Team members maintain a detailed database of potential buyers for the firm`s companies – both other companies (often referred to as “strategic buyers”) and private equity and other financial firms. They also store data on virtually all transactions completed or contemplated in the markets in which Textron competes. As a result, management has an excellent understanding of the needs of potential buyers and therefore the transactions that can be completed if Textron wants to put a business up for sale. When an opportunity arises, Textron can act quickly and decisively, minimizing disruption to its other areas of business and allowing target business leaders to focus on valuing as much as possible for potential buyers. First, just as they have acquisition teams, smart divestment firms have full-time divestment groups that continually review their companies` portfolios for likely sales and think about the time and implementation steps needed to maximize value in each individual case. Bell Canada has divested itself of its small regional businesses and the rural portions of its wireline retail operations. Some services (such as call centers and network functions) were made available to the new Aliant company on a permanent basis and others only during the transition. Aliant`s shares outperformed other Canadian regional airlines. And Bell Canada has grown as a regionally focused airline. A divestment is management`s decision to sell one of the company`s assets, whether it is a subsidiary, a factory or, as is increasingly common today, the sale of intellectual property.

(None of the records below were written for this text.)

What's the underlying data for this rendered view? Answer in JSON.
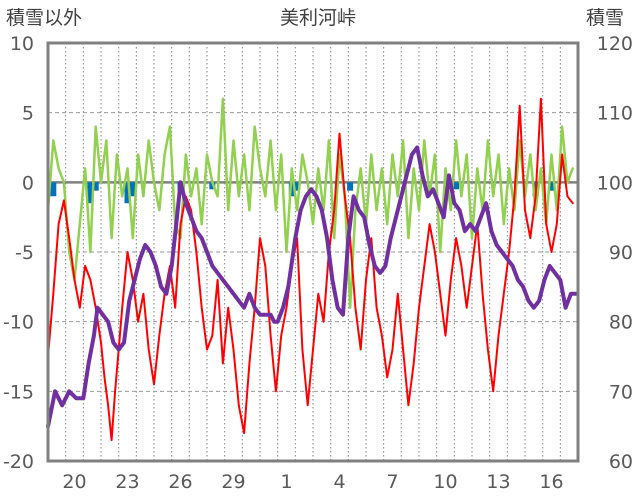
{
  "chart_data": {
    "type": "line",
    "title": "美利河峠",
    "left_axis_label": "積雪以外",
    "right_axis_label": "積雪",
    "left_ylim": [
      -20,
      10
    ],
    "left_ticks": [
      "10",
      "5",
      "0",
      "-5",
      "-10",
      "-15",
      "-20"
    ],
    "right_ylim": [
      60,
      120
    ],
    "right_ticks": [
      "120",
      "110",
      "100",
      "90",
      "80",
      "70",
      "60"
    ],
    "x_tick_labels": [
      "20",
      "23",
      "26",
      "29",
      "1",
      "4",
      "7",
      "10",
      "13",
      "16"
    ],
    "x_tick_positions_day": [
      1.5,
      4.5,
      7.5,
      10.5,
      13.5,
      16.5,
      19.5,
      22.5,
      25.5,
      28.5
    ],
    "x_range_days": [
      0,
      30
    ],
    "grid": {
      "horizontal": "dashed",
      "vertical": "dotted"
    },
    "colors": {
      "temperature": "#ff0000",
      "snowfall": "#92d050",
      "precipitation": "#0070c0",
      "snow_depth": "#7030a0",
      "frame": "#808080"
    },
    "series": [
      {
        "axis": "left",
        "style": "line",
        "color": "#ff0000",
        "points": [
          [
            0.0,
            -12.5
          ],
          [
            0.3,
            -8
          ],
          [
            0.6,
            -3
          ],
          [
            0.9,
            -1.3
          ],
          [
            1.2,
            -4
          ],
          [
            1.5,
            -7
          ],
          [
            1.8,
            -9
          ],
          [
            2.1,
            -6
          ],
          [
            2.4,
            -7
          ],
          [
            2.7,
            -9
          ],
          [
            3.0,
            -11.5
          ],
          [
            3.2,
            -14
          ],
          [
            3.4,
            -16
          ],
          [
            3.6,
            -18.5
          ],
          [
            3.8,
            -15
          ],
          [
            4.0,
            -12
          ],
          [
            4.2,
            -9
          ],
          [
            4.5,
            -5
          ],
          [
            4.8,
            -7
          ],
          [
            5.1,
            -10
          ],
          [
            5.4,
            -8
          ],
          [
            5.7,
            -12
          ],
          [
            6.0,
            -14.5
          ],
          [
            6.3,
            -11
          ],
          [
            6.6,
            -8
          ],
          [
            6.9,
            -6
          ],
          [
            7.2,
            -9
          ],
          [
            7.5,
            -3
          ],
          [
            7.8,
            -1
          ],
          [
            8.1,
            -2
          ],
          [
            8.4,
            -5
          ],
          [
            8.7,
            -9
          ],
          [
            9.0,
            -12
          ],
          [
            9.3,
            -11
          ],
          [
            9.6,
            -7
          ],
          [
            9.9,
            -13
          ],
          [
            10.2,
            -9
          ],
          [
            10.5,
            -12
          ],
          [
            10.8,
            -16
          ],
          [
            11.1,
            -18
          ],
          [
            11.4,
            -13
          ],
          [
            11.7,
            -9
          ],
          [
            12.0,
            -4
          ],
          [
            12.3,
            -6
          ],
          [
            12.6,
            -11
          ],
          [
            12.9,
            -15
          ],
          [
            13.2,
            -11
          ],
          [
            13.5,
            -9
          ],
          [
            13.8,
            -6
          ],
          [
            14.1,
            -4
          ],
          [
            14.4,
            -12
          ],
          [
            14.7,
            -16
          ],
          [
            15.0,
            -12
          ],
          [
            15.3,
            -8
          ],
          [
            15.6,
            -10
          ],
          [
            15.9,
            -5
          ],
          [
            16.2,
            -2
          ],
          [
            16.5,
            3.5
          ],
          [
            16.8,
            -1
          ],
          [
            17.1,
            -4
          ],
          [
            17.4,
            -9
          ],
          [
            17.7,
            -12
          ],
          [
            18.0,
            -7
          ],
          [
            18.3,
            -4
          ],
          [
            18.6,
            -9
          ],
          [
            18.9,
            -11
          ],
          [
            19.2,
            -14
          ],
          [
            19.5,
            -12
          ],
          [
            19.8,
            -8
          ],
          [
            20.1,
            -12
          ],
          [
            20.4,
            -16
          ],
          [
            20.7,
            -13
          ],
          [
            21.0,
            -9
          ],
          [
            21.3,
            -6
          ],
          [
            21.6,
            -3
          ],
          [
            21.9,
            -5
          ],
          [
            22.2,
            -8
          ],
          [
            22.5,
            -11
          ],
          [
            22.8,
            -7
          ],
          [
            23.1,
            -4
          ],
          [
            23.4,
            -6
          ],
          [
            23.7,
            -9
          ],
          [
            24.0,
            -6
          ],
          [
            24.3,
            -3
          ],
          [
            24.6,
            -8
          ],
          [
            24.9,
            -12
          ],
          [
            25.2,
            -15
          ],
          [
            25.5,
            -11
          ],
          [
            25.8,
            -8
          ],
          [
            26.1,
            -5
          ],
          [
            26.4,
            -1
          ],
          [
            26.7,
            5.5
          ],
          [
            27.0,
            -2
          ],
          [
            27.3,
            -4
          ],
          [
            27.6,
            -1
          ],
          [
            27.9,
            6
          ],
          [
            28.2,
            -3
          ],
          [
            28.5,
            -5
          ],
          [
            28.8,
            -3
          ],
          [
            29.1,
            2
          ],
          [
            29.4,
            -1
          ],
          [
            29.7,
            -1.5
          ]
        ]
      },
      {
        "axis": "left",
        "style": "line",
        "color": "#92d050",
        "points": [
          [
            0.0,
            -2
          ],
          [
            0.3,
            3
          ],
          [
            0.6,
            1
          ],
          [
            0.9,
            0
          ],
          [
            1.2,
            -5
          ],
          [
            1.5,
            -7
          ],
          [
            1.8,
            -3
          ],
          [
            2.1,
            1
          ],
          [
            2.4,
            -5
          ],
          [
            2.7,
            4
          ],
          [
            3.0,
            0
          ],
          [
            3.3,
            3
          ],
          [
            3.6,
            -4
          ],
          [
            3.9,
            2
          ],
          [
            4.2,
            -1
          ],
          [
            4.5,
            1
          ],
          [
            4.8,
            -4
          ],
          [
            5.1,
            2
          ],
          [
            5.4,
            -1
          ],
          [
            5.7,
            3
          ],
          [
            6.0,
            0
          ],
          [
            6.3,
            -2
          ],
          [
            6.6,
            2
          ],
          [
            6.9,
            4
          ],
          [
            7.2,
            -3
          ],
          [
            7.5,
            -4
          ],
          [
            7.8,
            2
          ],
          [
            8.1,
            -1
          ],
          [
            8.4,
            1
          ],
          [
            8.7,
            -3
          ],
          [
            9.0,
            2
          ],
          [
            9.3,
            0
          ],
          [
            9.6,
            -1
          ],
          [
            9.9,
            6
          ],
          [
            10.2,
            -2
          ],
          [
            10.5,
            3
          ],
          [
            10.8,
            -1
          ],
          [
            11.1,
            2
          ],
          [
            11.4,
            -2
          ],
          [
            11.7,
            4
          ],
          [
            12.0,
            1
          ],
          [
            12.3,
            -1
          ],
          [
            12.6,
            3
          ],
          [
            12.9,
            -2
          ],
          [
            13.2,
            2
          ],
          [
            13.5,
            -5
          ],
          [
            13.8,
            1
          ],
          [
            14.1,
            -2
          ],
          [
            14.4,
            2
          ],
          [
            14.7,
            0
          ],
          [
            15.0,
            -3
          ],
          [
            15.3,
            1
          ],
          [
            15.6,
            -2
          ],
          [
            15.9,
            3
          ],
          [
            16.2,
            -4
          ],
          [
            16.5,
            2
          ],
          [
            16.8,
            -1
          ],
          [
            17.1,
            -9
          ],
          [
            17.4,
            -2
          ],
          [
            17.7,
            1
          ],
          [
            18.0,
            -3
          ],
          [
            18.3,
            2
          ],
          [
            18.6,
            -2
          ],
          [
            18.9,
            1
          ],
          [
            19.2,
            -3
          ],
          [
            19.5,
            2
          ],
          [
            19.8,
            -1
          ],
          [
            20.1,
            3
          ],
          [
            20.4,
            -4
          ],
          [
            20.7,
            1
          ],
          [
            21.0,
            -2
          ],
          [
            21.3,
            3
          ],
          [
            21.6,
            -1
          ],
          [
            21.9,
            2
          ],
          [
            22.2,
            -5
          ],
          [
            22.5,
            1
          ],
          [
            22.8,
            -2
          ],
          [
            23.1,
            3
          ],
          [
            23.4,
            -1
          ],
          [
            23.7,
            2
          ],
          [
            24.0,
            -4
          ],
          [
            24.3,
            1
          ],
          [
            24.6,
            -2
          ],
          [
            24.9,
            3
          ],
          [
            25.2,
            -1
          ],
          [
            25.5,
            2
          ],
          [
            25.8,
            -3
          ],
          [
            26.1,
            1
          ],
          [
            26.4,
            -2
          ],
          [
            26.7,
            3
          ],
          [
            27.0,
            -1
          ],
          [
            27.3,
            2
          ],
          [
            27.6,
            -2
          ],
          [
            27.9,
            1
          ],
          [
            28.2,
            -3
          ],
          [
            28.5,
            2
          ],
          [
            28.8,
            -2
          ],
          [
            29.1,
            4
          ],
          [
            29.4,
            0
          ],
          [
            29.7,
            1
          ]
        ]
      },
      {
        "axis": "left",
        "style": "bar",
        "color": "#0070c0",
        "points": [
          [
            0.3,
            -1
          ],
          [
            2.4,
            -1.5
          ],
          [
            2.7,
            -0.6
          ],
          [
            4.5,
            -1.5
          ],
          [
            4.8,
            -1
          ],
          [
            7.5,
            -0.6
          ],
          [
            9.3,
            -0.5
          ],
          [
            13.8,
            -1
          ],
          [
            14.1,
            -0.6
          ],
          [
            17.1,
            -0.6
          ],
          [
            23.1,
            -0.5
          ],
          [
            27.6,
            -1
          ],
          [
            28.5,
            -0.6
          ]
        ]
      },
      {
        "axis": "right",
        "style": "line",
        "color": "#7030a0",
        "points": [
          [
            0.0,
            65
          ],
          [
            0.4,
            70
          ],
          [
            0.8,
            68
          ],
          [
            1.2,
            70
          ],
          [
            1.6,
            69
          ],
          [
            2.0,
            69
          ],
          [
            2.3,
            74
          ],
          [
            2.6,
            78
          ],
          [
            2.8,
            82
          ],
          [
            3.1,
            81
          ],
          [
            3.4,
            80
          ],
          [
            3.7,
            77
          ],
          [
            4.0,
            76
          ],
          [
            4.3,
            77
          ],
          [
            4.6,
            83
          ],
          [
            4.9,
            86
          ],
          [
            5.2,
            89
          ],
          [
            5.5,
            91
          ],
          [
            5.8,
            90
          ],
          [
            6.1,
            88
          ],
          [
            6.4,
            85
          ],
          [
            6.7,
            84
          ],
          [
            7.0,
            88
          ],
          [
            7.3,
            95
          ],
          [
            7.5,
            100
          ],
          [
            7.8,
            97
          ],
          [
            8.1,
            95
          ],
          [
            8.4,
            93
          ],
          [
            8.7,
            92
          ],
          [
            9.0,
            90
          ],
          [
            9.3,
            88
          ],
          [
            9.6,
            87
          ],
          [
            9.9,
            86
          ],
          [
            10.2,
            85
          ],
          [
            10.5,
            84
          ],
          [
            10.8,
            83
          ],
          [
            11.1,
            82
          ],
          [
            11.4,
            84
          ],
          [
            11.7,
            82
          ],
          [
            12.0,
            81
          ],
          [
            12.3,
            81
          ],
          [
            12.6,
            81
          ],
          [
            12.8,
            80
          ],
          [
            13.0,
            80
          ],
          [
            13.3,
            82
          ],
          [
            13.6,
            85
          ],
          [
            14.0,
            92
          ],
          [
            14.3,
            96
          ],
          [
            14.6,
            98
          ],
          [
            14.9,
            99
          ],
          [
            15.2,
            98
          ],
          [
            15.5,
            96
          ],
          [
            15.8,
            92
          ],
          [
            16.1,
            86
          ],
          [
            16.4,
            82
          ],
          [
            16.7,
            81
          ],
          [
            17.0,
            92
          ],
          [
            17.3,
            98
          ],
          [
            17.6,
            96
          ],
          [
            17.9,
            95
          ],
          [
            18.2,
            91
          ],
          [
            18.5,
            88
          ],
          [
            18.8,
            87
          ],
          [
            19.1,
            88
          ],
          [
            19.4,
            92
          ],
          [
            19.7,
            95
          ],
          [
            20.0,
            98
          ],
          [
            20.3,
            101
          ],
          [
            20.6,
            104
          ],
          [
            20.9,
            105
          ],
          [
            21.2,
            101
          ],
          [
            21.5,
            98
          ],
          [
            21.8,
            99
          ],
          [
            22.1,
            97
          ],
          [
            22.4,
            95
          ],
          [
            22.7,
            101
          ],
          [
            23.0,
            97
          ],
          [
            23.3,
            96
          ],
          [
            23.6,
            93
          ],
          [
            23.9,
            94
          ],
          [
            24.2,
            93
          ],
          [
            24.5,
            95
          ],
          [
            24.8,
            97
          ],
          [
            25.1,
            93
          ],
          [
            25.4,
            91
          ],
          [
            25.7,
            90
          ],
          [
            26.0,
            89
          ],
          [
            26.3,
            88
          ],
          [
            26.6,
            86
          ],
          [
            26.9,
            85
          ],
          [
            27.2,
            83
          ],
          [
            27.5,
            82
          ],
          [
            27.8,
            83
          ],
          [
            28.1,
            86
          ],
          [
            28.4,
            88
          ],
          [
            28.7,
            87
          ],
          [
            29.0,
            86
          ],
          [
            29.3,
            82
          ],
          [
            29.6,
            84
          ],
          [
            29.9,
            84
          ]
        ]
      }
    ]
  }
}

For example, photography firm Eastman Kodak announced in 2013 that it would sell some of its custom image processing and document imaging businesses after filing for bankruptcy the previous year. These assets are now part of the separate company Kodak Alaris. Selling an existing business or asset class that does not meet the expectations of the business or a country For example, upcoming regulatory changes or the removal of trade barriers can convince a business owner that they cannot remain competitive in a particular segment in the long term, making it easier to decide to divest an asset. Depending on the nature of the sale, talent can be a relatively minor issue or a more complex concern. In the event of a sale, employees and managers in the business unit often remain in their current roles when the company moves to a new owner. But the selling company may want to retain certain talent, such as executives with leadership potential.